Reversing, and writing for the 6-3 Republican majority, Justice Brett Kavanaugh said bribing an official up front wasn’t the same as tipping them for highly agreeable service after the fact. Treating mere “gratuities” like bribery, he wrote, would infringe on “bedrock federalism principles” and thereby offend States’ “prerogative to regulate” graft for themselves. Kavanaugh reasoned that some “hapless elected official” could get “trapped” by a law that leaves him “entirely at sea,” guessing which gifts he is allowed to accept. ‘Just Say No’ for Dummies, anyone?

Justice Ketanji Brown Jackson’s snarky and spot-on dissent called this “absurd and atextual reading of the statute” an interpretation that “only today’s Court could love.” Ignoring advice she could have read in “Blind Deference for Dummies,” Jackson wrote forcefully that, “The Court’s reasoning elevates nonexistent federalism concerns over the plain text” of the federal anti-corruption statute.

Federalism means something else when it comes to guns

The court’s newfound respect for state law on corruption — finding there was no corruption — is hard to square with its earlier decisions annihilating state law. Take guns for example. In 2022, the Court struck down New York’s conceal carry law in the Bruen case, citing Federalism four times, because the state couldn’t identify a concealed carry law that existed in 1790. Never mind that colonial-era muskets, pistols, and bayonets were too large to be concealed in anyone’s haversacks; colonial law didn’t bar people from strapping loaded cannons onto their backs either.

But then, last week’s Rahimi case about domestic violence and guns forced conservative justices to see Bruen’s “historical antecedent” absurdity up close. In Rahimi, the Court of Appeals for the 5th Circuit followed Bruen, ruling that violent offenders under restraining orders could have guns because there was no law from 1790 that said they couldn’t.

Rahimi, which cited the Federalist papers nine times, exposed the stink of Bruen’s “trapped in amber” jurisprudence, and left the Court with a choice: stick to Clarence Thomas’ wholly made up “historical antecedent” requirement by arming known violent offenders — and shed the Court’s last hair of credibility — or follow common sense and admit they were wrong. They didn’t quite admit error (see, “Reluctant mea culpa for Dummies”), but they did decide that violent men who brutalized their victims ought not have a gun to finish the job.

Using Federalism to defeat Equal Protection

This rant closes, as it must, with Dobbs, another bombshell wrought by Trump and the Republicans on the high court.

Whatever you think about abortion, bracket that opinion long enough to consider: Would federalism allow states to mandate vasectomies for all men under 50, given that states now have the power to make life and death decisions without regard to pesky strictures of Equal Protection?

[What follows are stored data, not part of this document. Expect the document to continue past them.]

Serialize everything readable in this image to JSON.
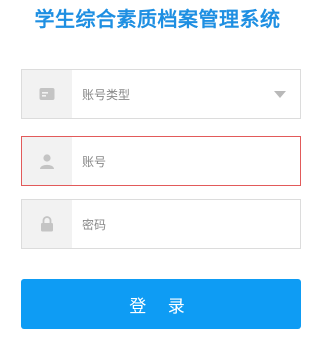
{
  "header": {
    "title": "学生综合素质档案管理系统"
  },
  "form": {
    "account_type": {
      "selected": "账号类型",
      "icon": "id-card-icon"
    },
    "account": {
      "placeholder": "账号",
      "icon": "user-icon",
      "state": "error"
    },
    "password": {
      "placeholder": "密码",
      "icon": "lock-icon"
    },
    "login_label": "登 录"
  },
  "colors": {
    "accent": "#1e8fe2",
    "button": "#0e9cf4",
    "error_border": "#e25a5a",
    "icon": "#c4c4c4"
  }
}
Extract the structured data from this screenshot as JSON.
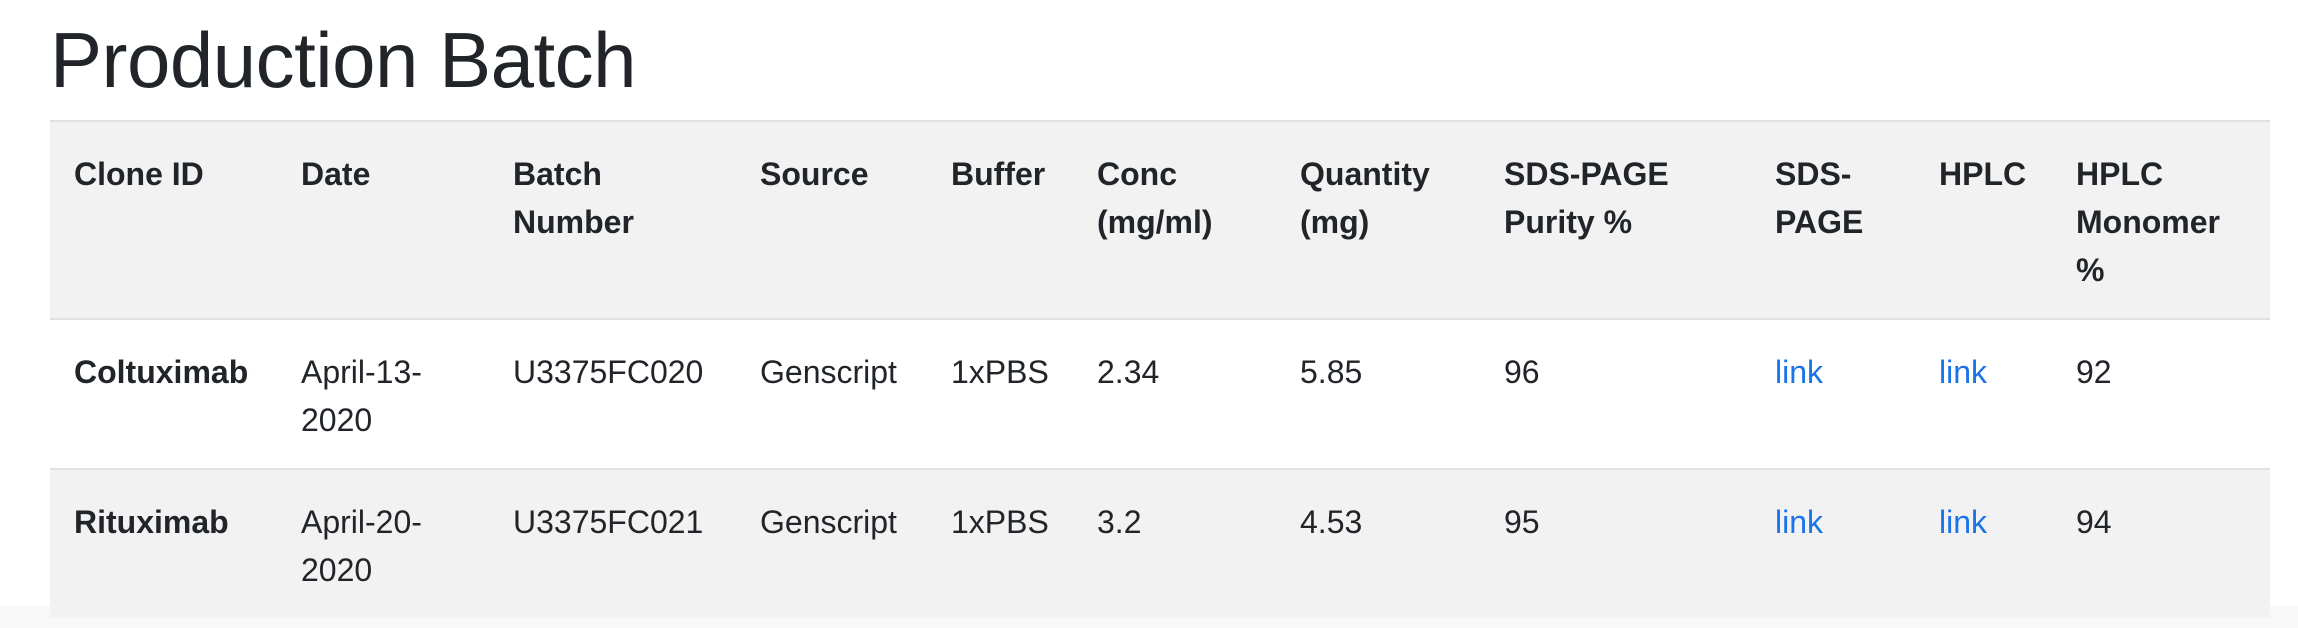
{
  "page": {
    "title": "Production Batch"
  },
  "table": {
    "headers": {
      "clone_id": "Clone ID",
      "date": "Date",
      "batch_number": "Batch Number",
      "source": "Source",
      "buffer": "Buffer",
      "conc": "Conc (mg/ml)",
      "quantity": "Quantity (mg)",
      "sds_purity": "SDS-PAGE Purity %",
      "sds_page": "SDS-PAGE",
      "hplc": "HPLC",
      "hplc_monomer": "HPLC Monomer %"
    },
    "rows": [
      {
        "clone_id": "Coltuximab",
        "date": "April-13-2020",
        "batch_number": "U3375FC020",
        "source": "Genscript",
        "buffer": "1xPBS",
        "conc": "2.34",
        "quantity": "5.85",
        "sds_purity": "96",
        "sds_page": "link",
        "hplc": "link",
        "hplc_monomer": "92"
      },
      {
        "clone_id": "Rituximab",
        "date": "April-20-2020",
        "batch_number": "U3375FC021",
        "source": "Genscript",
        "buffer": "1xPBS",
        "conc": "3.2",
        "quantity": "4.53",
        "sds_purity": "95",
        "sds_page": "link",
        "hplc": "link",
        "hplc_monomer": "94"
      }
    ]
  },
  "colors": {
    "link": "#1a73e8",
    "header_bg": "#f2f2f2",
    "stripe_bg": "#f2f2f2",
    "text": "#212529"
  }
}
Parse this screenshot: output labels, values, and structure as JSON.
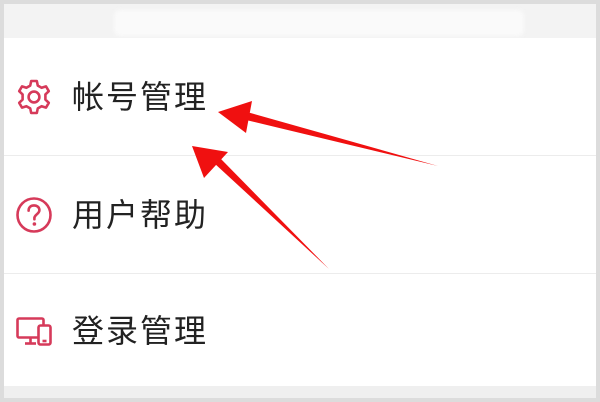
{
  "menu": {
    "items": [
      {
        "label": "帐号管理",
        "icon": "gear-icon"
      },
      {
        "label": "用户帮助",
        "icon": "question-circle-icon"
      },
      {
        "label": "登录管理",
        "icon": "devices-icon"
      }
    ]
  },
  "colors": {
    "icon": "#d63a5a",
    "arrow": "#f01010",
    "text": "#222222"
  }
}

If state legislatures truly wanted to end abortion, wouldn’t mandatory vasectomies make more sense than state-forced birth? Vasectomies are risk-free; the maternal mortality rate is 32.9 deaths per 100,000 live births. Vasectomies cost around $1,000; giving birth averages $19,000, and more than $300,000 to raise a child. Ninety percent of vasectomies are reversible; live birth causes permanent physical/chemical changes. Most importantly, for legal review, vasectomies, unlike forced birth laws, are nearly 100% effective.

If the vasectomy question ever found its way to Alito, you can bet he would tap the 14th Amendment’s guarantee of Equal Protection for men, even as he callously denied it for women. States can now force women into nine months of medical confinement and excruciating childbirth pain that too often leads to death, but this Court would buck federalism and find state-forced vasectomies “mere pretext” for “invidious discrimination” against men.

Up next: “How to impeach justices who lie to Congress during their confirmation hearings for dummies.”